I wish that I could sum up the trip, but there has been too much.  Rinpoche has been a great guide and teacher with access to just about any eminent monk who has been anywhere nearby.  I believe that he has also been instrumental in whatever change has taken place.  I still believe that spacious awareness is the sense of being able to walk off the end of the road at any moment, needing nothing.  This needs to stabalize through practice.  It has been a tough journey.  I will not forget the feeling of being trapped, being sick, wanting to go home.  But I did not, and I will leave different in many ways.

 

Mar. 3-  Left Benchen to get the Buddha statues.  While waiting, we looked for a toilet, walking two blocks before turning back.  Asked a store owner who pointed across the street to a Western Union where a guard was sitting.  The guard said No.

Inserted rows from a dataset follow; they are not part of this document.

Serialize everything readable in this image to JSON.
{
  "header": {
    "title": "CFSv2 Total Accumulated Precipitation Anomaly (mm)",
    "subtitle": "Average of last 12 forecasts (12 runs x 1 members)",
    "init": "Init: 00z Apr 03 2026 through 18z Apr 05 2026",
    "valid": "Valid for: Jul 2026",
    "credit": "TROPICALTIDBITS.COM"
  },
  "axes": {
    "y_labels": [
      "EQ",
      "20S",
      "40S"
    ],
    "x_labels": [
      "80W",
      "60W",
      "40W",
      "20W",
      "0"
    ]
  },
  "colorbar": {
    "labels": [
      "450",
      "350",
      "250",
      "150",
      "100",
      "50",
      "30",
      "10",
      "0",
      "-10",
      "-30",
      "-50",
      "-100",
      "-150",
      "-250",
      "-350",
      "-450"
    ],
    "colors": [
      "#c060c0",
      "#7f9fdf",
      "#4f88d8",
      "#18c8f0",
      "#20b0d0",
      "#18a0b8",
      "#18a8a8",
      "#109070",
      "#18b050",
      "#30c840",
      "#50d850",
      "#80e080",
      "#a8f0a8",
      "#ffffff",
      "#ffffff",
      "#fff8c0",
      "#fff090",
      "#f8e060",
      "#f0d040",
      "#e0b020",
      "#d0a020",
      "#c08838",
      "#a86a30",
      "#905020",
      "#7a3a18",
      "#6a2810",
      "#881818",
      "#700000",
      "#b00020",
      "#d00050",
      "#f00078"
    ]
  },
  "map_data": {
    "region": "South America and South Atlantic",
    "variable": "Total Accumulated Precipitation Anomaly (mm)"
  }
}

But the store owner walked across the street, took us in, and showed us the worst toilet I have ever seen.  He then scolded the guard for his rudeness.  We bought chips and a coke from him, and he asked us where we were from.  Still waiting for the statues.  

 

Incredible drive through narrow streets, getting the bus stuck at one point, having to back up a block, then walking several blocks to the Hotel Siddhi Manakamana which is a four star hotel right in the middle of the Bodha area.  Just a wild place, with narrow alleys that lead to the stupa. Got a Tangka in a store on the stupa square which Rinpoche referred to as "his."

 

Also we both saw the Tibetan doctor today.  This was a primary goal for me. He asked my symptoms, felt my pulse for several minutes, in several different places.  He says I have wind and heat in my liver, which accounts for hypertension.  He prescribed three different formulas to be crushed and taken with hot water 3X a day.  He also suggested I stop coffee, oily and spicy food.

 

Later in the evening Rinpoche presented us with the Buddha statue.  It is beautiful.  One last dinner, and leave tomorrow.  It has been a struggle with much suffering, and a priceless reward.  Rinpoche has said so many times that we had to be so rich in merit to have gotten here.

 

Mar. 4-  Flight cancelled.  More to follow.